Dialog Lintas Agama: Pulihkan Dunia dengan Dasar Kepercayaan samueldim October 13, 2022

Dialog Lintas Agama: Pulihkan Dunia dengan Dasar Kepercayaan

Reportase Warta Ubaya (@wartaubaya)

Dialog lintas agama diselenggarakan oleh Departemen Pengembangan Karakter Kebangsaan, Multikultur, dan Interprofesional (DPKKMI) Universitas Surabaya. Acara ini bertajuk “Peran Agama untuk Pulih Lebih Cepat dan Bangkit Lebih Kuat” dan dilaksanakan pada Rabu, 12 Oktober 2022. Tujuan diadakannya kegiatan ini adalah untuk memperkenalkan kepercayaan lebih mendalam kepada civitas akademika Universitas Surabaya (Ubaya). Acara ini mengundang seorang narasumber yakni Liem Ciang Santoso, S.Sn., M.Psi., selaku Dosen Mata Kuliah Agama Konghucu Ubaya. Setidaknya ratusan peserta dari kalangan mahasiswa Ubaya turut berpartisipasi dalam acara yang digelar secara luring bertempat di Perpustakaan lantai 5 Ubaya.

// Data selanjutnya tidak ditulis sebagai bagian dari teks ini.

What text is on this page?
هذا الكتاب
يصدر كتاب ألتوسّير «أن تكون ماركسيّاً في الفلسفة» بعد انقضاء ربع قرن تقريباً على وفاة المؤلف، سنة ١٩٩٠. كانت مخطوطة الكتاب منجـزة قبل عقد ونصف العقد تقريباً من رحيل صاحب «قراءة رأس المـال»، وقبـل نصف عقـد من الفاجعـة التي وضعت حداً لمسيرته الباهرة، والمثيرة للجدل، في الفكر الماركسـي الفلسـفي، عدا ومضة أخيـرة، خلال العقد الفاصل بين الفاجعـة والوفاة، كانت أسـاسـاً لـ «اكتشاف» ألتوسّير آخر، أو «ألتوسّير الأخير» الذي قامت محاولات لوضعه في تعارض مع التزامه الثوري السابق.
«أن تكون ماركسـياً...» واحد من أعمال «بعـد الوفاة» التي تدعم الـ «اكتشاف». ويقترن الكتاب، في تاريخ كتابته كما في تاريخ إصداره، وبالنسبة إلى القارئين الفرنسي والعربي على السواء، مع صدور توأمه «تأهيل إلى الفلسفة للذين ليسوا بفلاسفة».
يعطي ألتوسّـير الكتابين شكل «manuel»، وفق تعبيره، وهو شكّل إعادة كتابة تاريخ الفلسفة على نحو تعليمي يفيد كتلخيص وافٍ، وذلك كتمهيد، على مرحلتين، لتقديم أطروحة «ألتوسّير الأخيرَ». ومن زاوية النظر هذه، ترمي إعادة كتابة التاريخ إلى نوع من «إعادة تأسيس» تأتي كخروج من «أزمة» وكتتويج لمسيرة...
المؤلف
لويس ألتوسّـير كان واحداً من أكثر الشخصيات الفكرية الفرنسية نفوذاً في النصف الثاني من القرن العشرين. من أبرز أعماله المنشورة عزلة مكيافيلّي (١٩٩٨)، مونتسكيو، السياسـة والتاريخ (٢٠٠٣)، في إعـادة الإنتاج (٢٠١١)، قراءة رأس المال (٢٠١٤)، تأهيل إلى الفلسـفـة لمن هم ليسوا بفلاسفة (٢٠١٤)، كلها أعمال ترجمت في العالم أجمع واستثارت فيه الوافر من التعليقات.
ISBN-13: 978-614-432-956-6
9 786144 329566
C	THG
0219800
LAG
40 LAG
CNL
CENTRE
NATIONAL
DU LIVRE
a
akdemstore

Liem membuka pembicaraannya dengan memperkenalkan agama Konghucu yang berasal dari Tiongkok. Agama ini memiliki ajaran pokok yakni hubungan dengan Tuhan yang disebut zhong dan sesama makhluk hidup disebut dengan shu. “Pada ajaran shu ini ada yang disebut tepa salira yakni kita dapat saling menghargai dan berempati kepada sesama umat manusia,” ujar Liem. Ia juga mengatakan bahwa dalam agama Konghucu kepercayaan diibaratkan sebagai sebuah poros. “Kepercayaan itu sangat penting seperti poros, jika sebuah mobil tidak ada porosnya, maka tidak akan bisa berjalan,” jelas Liem.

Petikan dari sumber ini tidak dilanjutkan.